Jadi, jika Anda termasuk salah satu dari yang disebutkan di atas, Anda adalah WNI sepenuhnya.
 
 
Hak sebagai WNI juga dijamin oleh Undang-Undang Dasar 1945 sebagaimana disebut dalam Pasal 27 ayat (1) bahwa segala warga negara bersamaan kedudukannya dalam hukum dan pemerintahan dan wajib menjunjung hukum dan pemerintahan itu dengan tidak ada kecualinya.
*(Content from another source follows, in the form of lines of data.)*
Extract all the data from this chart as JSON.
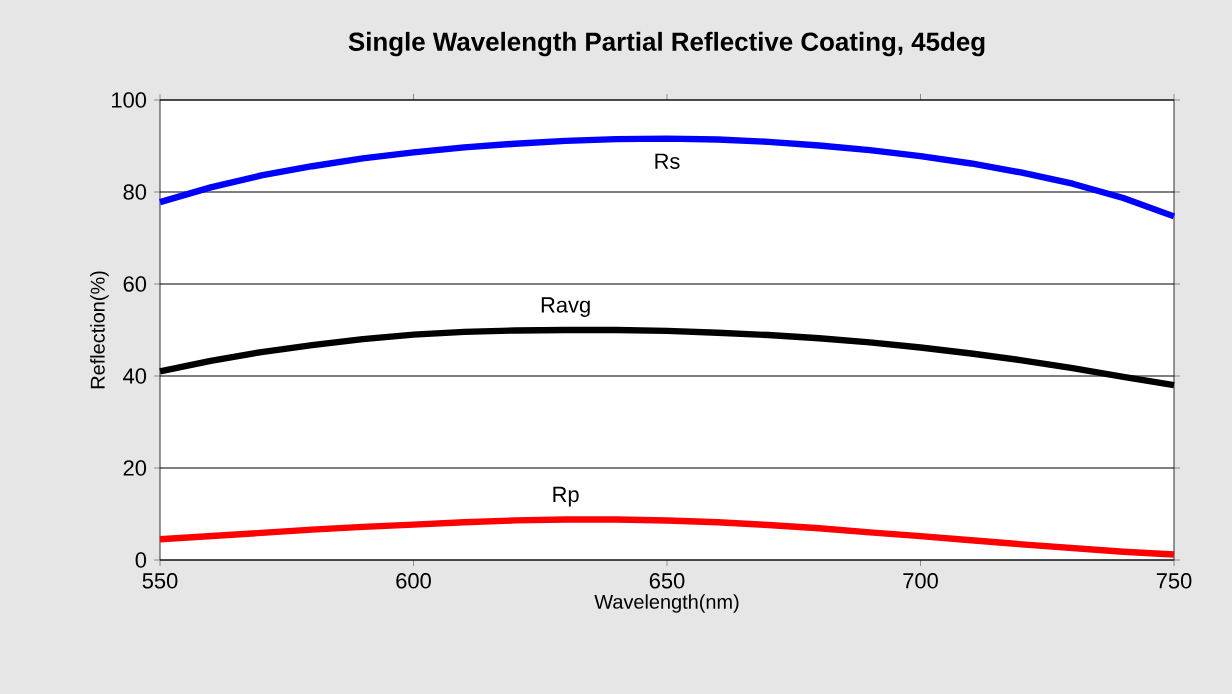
{
  "chart_data": {
    "type": "line",
    "title": "Single Wavelength Partial Reflective Coating, 45deg",
    "xlabel": "Wavelength(nm)",
    "ylabel": "Reflection(%)",
    "x": [
      550,
      560,
      570,
      580,
      590,
      600,
      610,
      620,
      630,
      640,
      650,
      660,
      670,
      680,
      690,
      700,
      710,
      720,
      730,
      740,
      750
    ],
    "series": [
      {
        "name": "Rs",
        "color": "#0000ff",
        "values": [
          77.8,
          81,
          83.6,
          85.6,
          87.3,
          88.6,
          89.7,
          90.5,
          91.1,
          91.5,
          91.6,
          91.4,
          90.9,
          90.1,
          89.1,
          87.8,
          86.2,
          84.2,
          81.8,
          78.7,
          74.7
        ]
      },
      {
        "name": "Ravg",
        "color": "#000000",
        "values": [
          41,
          43.3,
          45.2,
          46.7,
          48,
          49,
          49.6,
          49.9,
          50,
          50,
          49.8,
          49.4,
          48.9,
          48.2,
          47.3,
          46.2,
          44.9,
          43.4,
          41.7,
          39.8,
          38
        ]
      },
      {
        "name": "Rp",
        "color": "#ff0000",
        "values": [
          4.5,
          5.2,
          5.9,
          6.6,
          7.2,
          7.7,
          8.2,
          8.6,
          8.8,
          8.8,
          8.6,
          8.2,
          7.6,
          6.9,
          6,
          5.2,
          4.3,
          3.4,
          2.6,
          1.8,
          1.2
        ]
      }
    ],
    "xlim": [
      550,
      750
    ],
    "xticks": [
      550,
      600,
      650,
      700,
      750
    ],
    "ylim": [
      0,
      100
    ],
    "yticks": [
      0,
      20,
      40,
      60,
      80,
      100
    ],
    "grid": "y",
    "legend": false,
    "marker": "none",
    "line_style": "solid"
  }
}
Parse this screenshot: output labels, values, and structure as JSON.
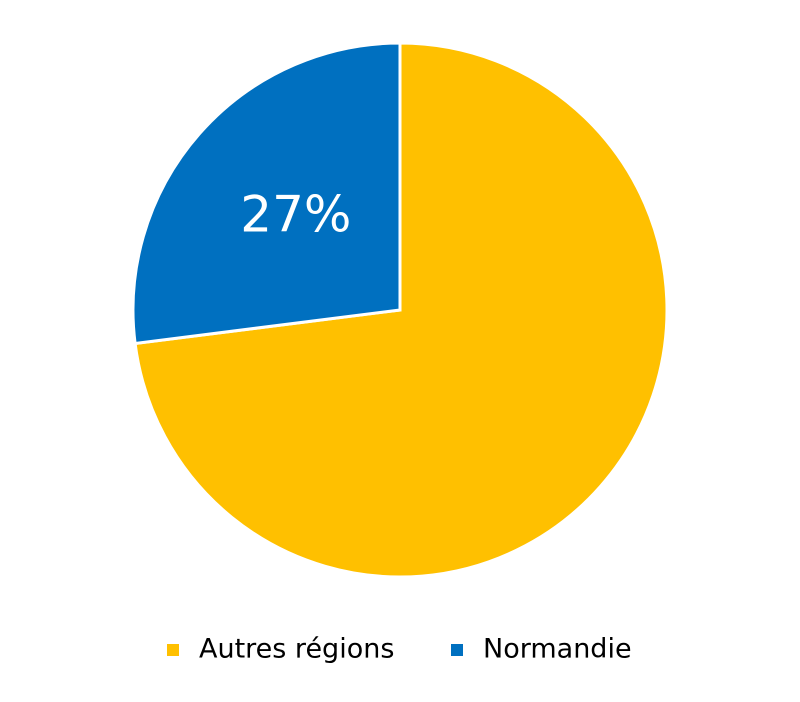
{
  "chart_data": {
    "type": "pie",
    "categories": [
      "Autres régions",
      "Normandie"
    ],
    "values": [
      73,
      27
    ],
    "value_labels": [
      null,
      "27%"
    ],
    "colors": [
      "#FFC000",
      "#0070C0"
    ],
    "legend": "bottom"
  }
}
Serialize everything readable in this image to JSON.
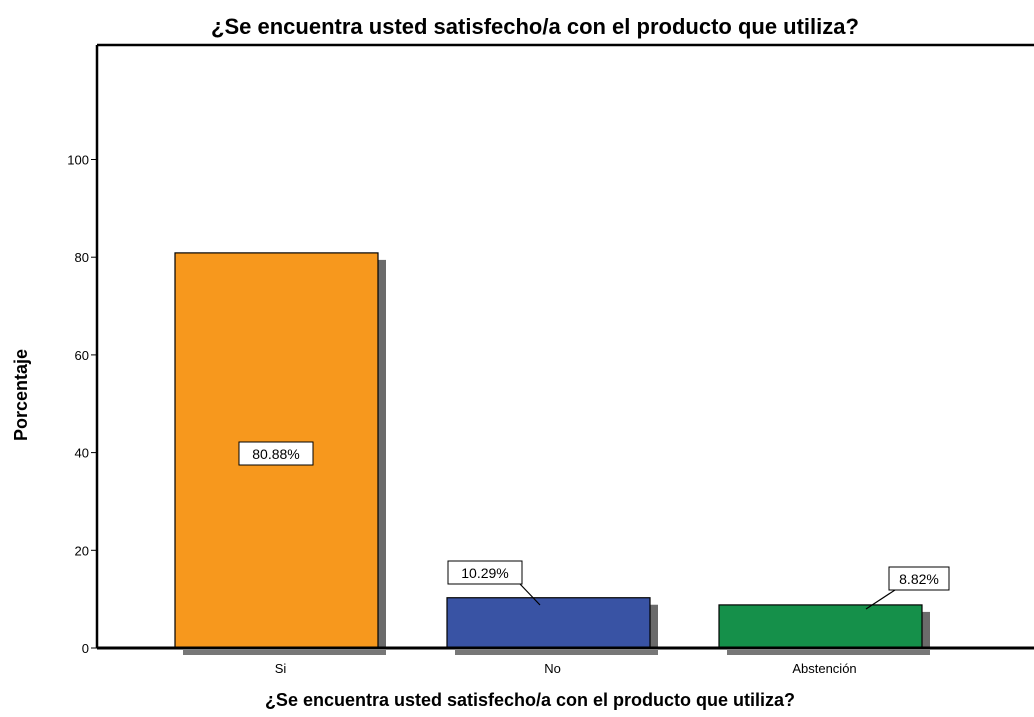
{
  "chart_data": {
    "type": "bar",
    "title": "¿Se encuentra usted satisfecho/a con el producto que utiliza?",
    "xlabel": "¿Se encuentra usted satisfecho/a con el producto que utiliza?",
    "ylabel": "Porcentaje",
    "categories": [
      "Si",
      "No",
      "Abstención"
    ],
    "values": [
      80.88,
      10.29,
      8.82
    ],
    "data_labels": [
      "80.88%",
      "10.29%",
      "8.82%"
    ],
    "colors": [
      "#f7981d",
      "#3953a4",
      "#15904a"
    ],
    "yticks": [
      0,
      20,
      40,
      60,
      80,
      100
    ],
    "ylim": [
      0,
      100
    ],
    "grid": false,
    "legend": "none"
  }
}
Sehingga, tidak boleh ada diskriminasi, karena kedudukan setiap warga negara adalah sama.
 
Pula ditegaskan dalam Pasal 28H ayat (4) UUD 1945 bahwa setiap orang berhak mempunyai hak milik pribadi dan hak milik tersebut tidak boleh diambil alih secara sewenang-wenang oleh siapa pun.
 
Terkait dengan kepemilikan tanah, kita merujuk pada UU No. 5 Tahun 1960 tentang Pokok-Pokok Agraria (“UUPA”).Dalam Pasal 9 UUPA disebutkan:
 
I.   Hanya warga-negara Indonesia dapat mempunyai hubungan yang sepenuhnya dengan bumi, air dan ruang angkasa, dalam batas-batas ketentuan pasal 1 dan 2.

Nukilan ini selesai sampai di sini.